Here’s the intent of this category. You should be spending 10% of your time and energy making improvements instead of being in reactive mode. The idea is that as leaders, part of our job is to support growth and innovation, not just keeping the trains running on time. After all, shaping the future of your company doesn’t depend on driving the train — it is laying the track for the future.

Not sure you have the time to do this? Why do we always have time to react to things instead of getting it right with some planning up front? Think about how your current strategy is going to change when your business environment, staff and customers’ needs change. What it is costing you not to do it now? If you don’t address this issue now, what will the consequences be down the road?

While I read this particular book came after the OCMF was published, the following excerpt from Machine, Platform, Crowd: Harnessing Our Digital Future by economists Andrew McAfee and Erik Brynjolfsson supports the principles of OCMF, and in particular the Acceleration category.

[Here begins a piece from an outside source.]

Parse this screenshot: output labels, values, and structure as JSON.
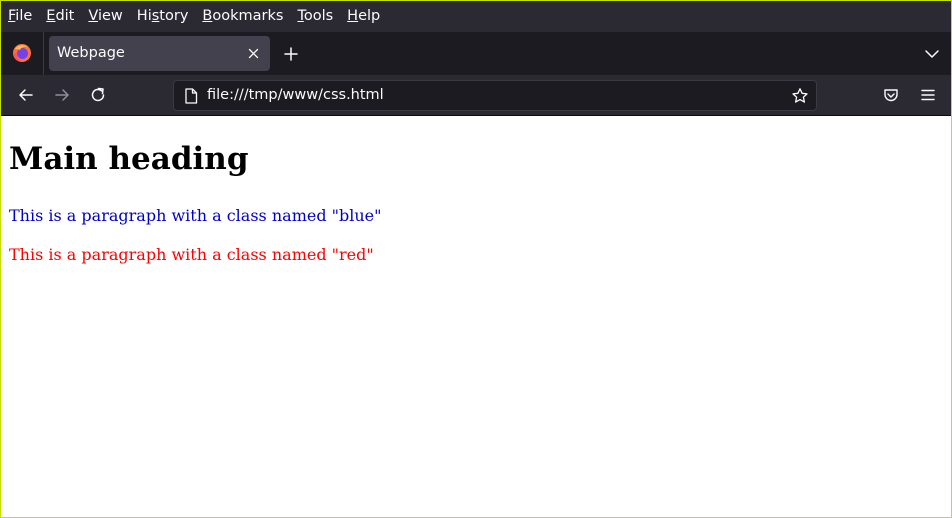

“We do want to point out two consistent features of the management styles we’ve observed at the successful and technologically sophisticated companies we’ve worked with. The first is egalitarianism, especially of ideas. While these companies have a clear organizational structure and management hierarchy, they also have a practice of listening to ideas even if they come from junior or low-level people, and even if they originate far from the R&D department or other parts of the core.”

“In addition to egalitarianism, and often in support of it, second-machine-age companies have high levels of transparency: they share more information more widely than has been typical.”